Par un pourvoi, enregistré le 28 janvier 2022 au secrétariat du contentieux du Conseil d’Etat, le ministre de l’intérieur demande au Conseil d’Etat :
1°) d’annuler ce jugement ;
2°) réglant l’affaire au fond, de rejeter les conclusions présentées par M. A devant le tribunal administratif de Grenoble.
Vu les autres pièces du dossier ;
Vu :
— le code pénal ;
— le code de la route ;
— le code de justice administrative ;
Après avoir entendu en séance publique :
— le rapport de M. Jean-Dominique Langlais, conseiller d’Etat,
— les conclusions de M. Florian Roussel, rapporteur public.

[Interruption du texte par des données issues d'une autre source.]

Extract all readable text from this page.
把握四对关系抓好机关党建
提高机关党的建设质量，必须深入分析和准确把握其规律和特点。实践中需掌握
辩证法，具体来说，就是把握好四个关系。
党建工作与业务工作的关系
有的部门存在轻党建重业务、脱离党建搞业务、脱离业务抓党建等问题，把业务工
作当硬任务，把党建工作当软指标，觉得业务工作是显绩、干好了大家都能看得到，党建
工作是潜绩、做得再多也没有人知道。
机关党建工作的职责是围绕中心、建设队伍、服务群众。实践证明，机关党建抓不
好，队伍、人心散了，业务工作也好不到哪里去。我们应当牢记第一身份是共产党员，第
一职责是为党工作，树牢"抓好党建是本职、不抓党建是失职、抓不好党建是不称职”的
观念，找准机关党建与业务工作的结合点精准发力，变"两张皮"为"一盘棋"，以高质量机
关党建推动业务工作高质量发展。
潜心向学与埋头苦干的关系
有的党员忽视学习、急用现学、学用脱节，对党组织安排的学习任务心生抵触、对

La parole ayant été donnée, après les conclusions, à la SCP Fabiani, Luc-Thaler, Pinatel, avocat de M. A.
Considérant ce qui suit :
1. Il ressort des pièces du dossier soumis au juge du fond que M. A a demandé au tribunal administratif de Grenoble d’annuler la décision référencée « 48SI » du 17 janvier 2020 par laquelle le ministre de l’intérieur a constaté l’invalidité de son permis de conduire pour solde de points nul, ainsi que la décision par laquelle il a refusé de lui attribuer des points à la suite du stage de sensibilisation à la sécurité routière qu’il a suivi les 5 et 6 février 2020, et d’enjoindre à ce ministre de lui restituer quatre points retirés de son permis à la suite d’infractions relevées à son encontre le 8 mars 2019 et de lui attribuer quatre points à la suite de son stage de sensibilisation à la sécurité routière. Le ministre de l’intérieur se pourvoit en cassation contre le jugement du 29 novembre 2021 de la magistrate désignée par le président du tribunal administratif. Son pourvoi doit être regardé comme tendant à l’annulation de ce jugement en tant qu’il a annulé la décision du 17 janvier 2020, lui a enjoint de rétablir six points au capital de points du permis de conduire de M. A et mis à sa charge 750 euros au titre de l’article L 761-1 du code de justice administrative.
2. En premier lieu, il résulte des dispositions des articles L. 223-1 et L. 223-8 du code de la route que le permis de conduire est affecté d’un nombre maximal de points qui a été fixé à douze par l’article R. 223-1 de ce code. Aux termes des dispositions de l’article L. 223-2 : « I. Pour les délits, le retrait de points est égal à la moitié du nombre maximal de points. / II. – Pour les contraventions, le retrait de points est, au plus, égal à la moitié du nombre maximal de points. / III. – Dans le cas où plusieurs infractions entraînant retrait de points sont commises simultanément, les retraits de points se cumulent dans la limite des deux tiers du nombre maximal de points ». Aux termes des dispositions de l’article R. 223-2 : « Dans le cas où plusieurs infractions entraînant retrait de points sont commises simultanément, les retraits de points se cumulent dans la limite de huit points ».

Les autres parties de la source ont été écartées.